Friends and neighbours of Alan Henning, the taxi driver turned aid worker who is thought to have been murdered by Isis militants, have tied yellow ribbons around his home town in a show of solidarity.
When Henning's capture was first made public the ribbons in Eccles, greater Manchester, read “free Alan”. This morning they read “RIP”.
Those who knew Henning, 47, have paid tribute to his bravery, while his family said they were "numb with grief" in a statement released on Saturday. Henning's wife, Barbara and children Lucy and Adam, said they were "devastated" by his death.
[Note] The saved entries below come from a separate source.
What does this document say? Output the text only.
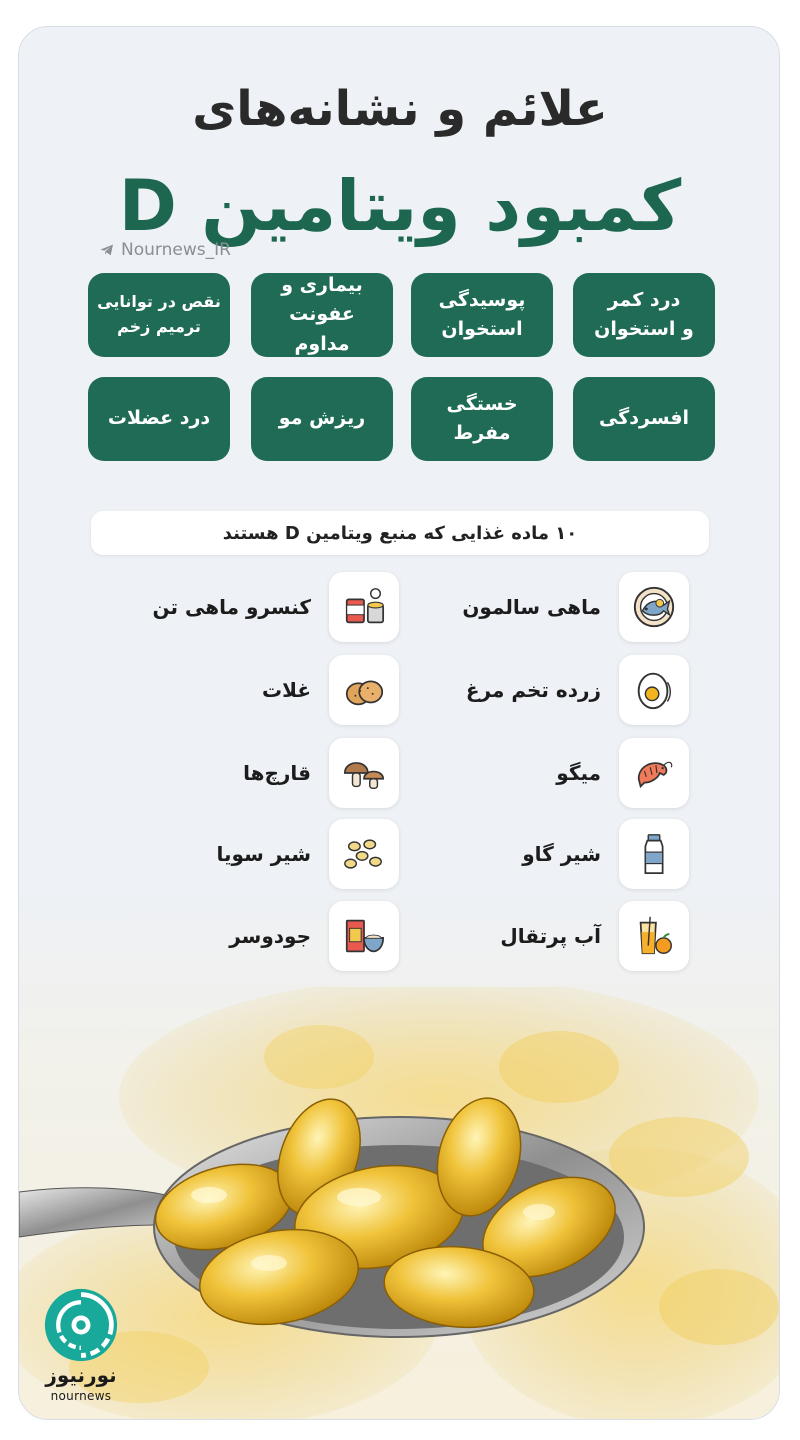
علائم و نشانه‌های
کمبود ویتامین D
Nournews_IR
درد کمر
و استخوان
پوسیدگی
استخوان
بیماری و
عفونت مداوم
نقص در توانایی
ترمیم زخم
افسردگی
خستگی مفرط
ریزش مو
درد عضلات
۱۰ ماده غذایی که منبع ویتامین D هستند
ماهی سالمون
زرده تخم مرغ
میگو
شیر گاو
آب پرتقال
کنسرو ماهی تن
غلات
قارچ‌ها
شیر سویا
جودوسر
نورنیوز
nournews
On behalf of the entire family, I want to thank everyone who campaigned for Alan’s release, who held vigils to pray for his safe return, and who condemned those who took him,
Your efforts were a great support to us, and we take comfort in knowing how many people stood beside us in hoping for the best. Alan was a decent, caring human being. His interest was in the welfare of others. He will be remembered for this and we as a family are extremely proud of him and what he achieved and the people he helped. We now need time to come to terms with our loss.
His nephew Stuart tweeted: “RIP uncle Alan you are and will always be my hero love you.”
Orlando Napolitano, who runs a cafe frequented by Mr Henning when he worked as a taxi driver said he last saw Alan just before he left for Syria.
I asked him 'why are you doing that?' and he said 'because I want to. It will make me happy'. I broke down when I heard the news this morning. I really thought he was coming home. He was a special man.
And Mike Hyde, a former cab driver who worked with Mr Henning told the BBC:
I am just heartbroken - I can't speak, really. He was just doing his best, you know? He was just a nice ordinary man, making a living like all of us. I've never heard him say a bad word about anybody."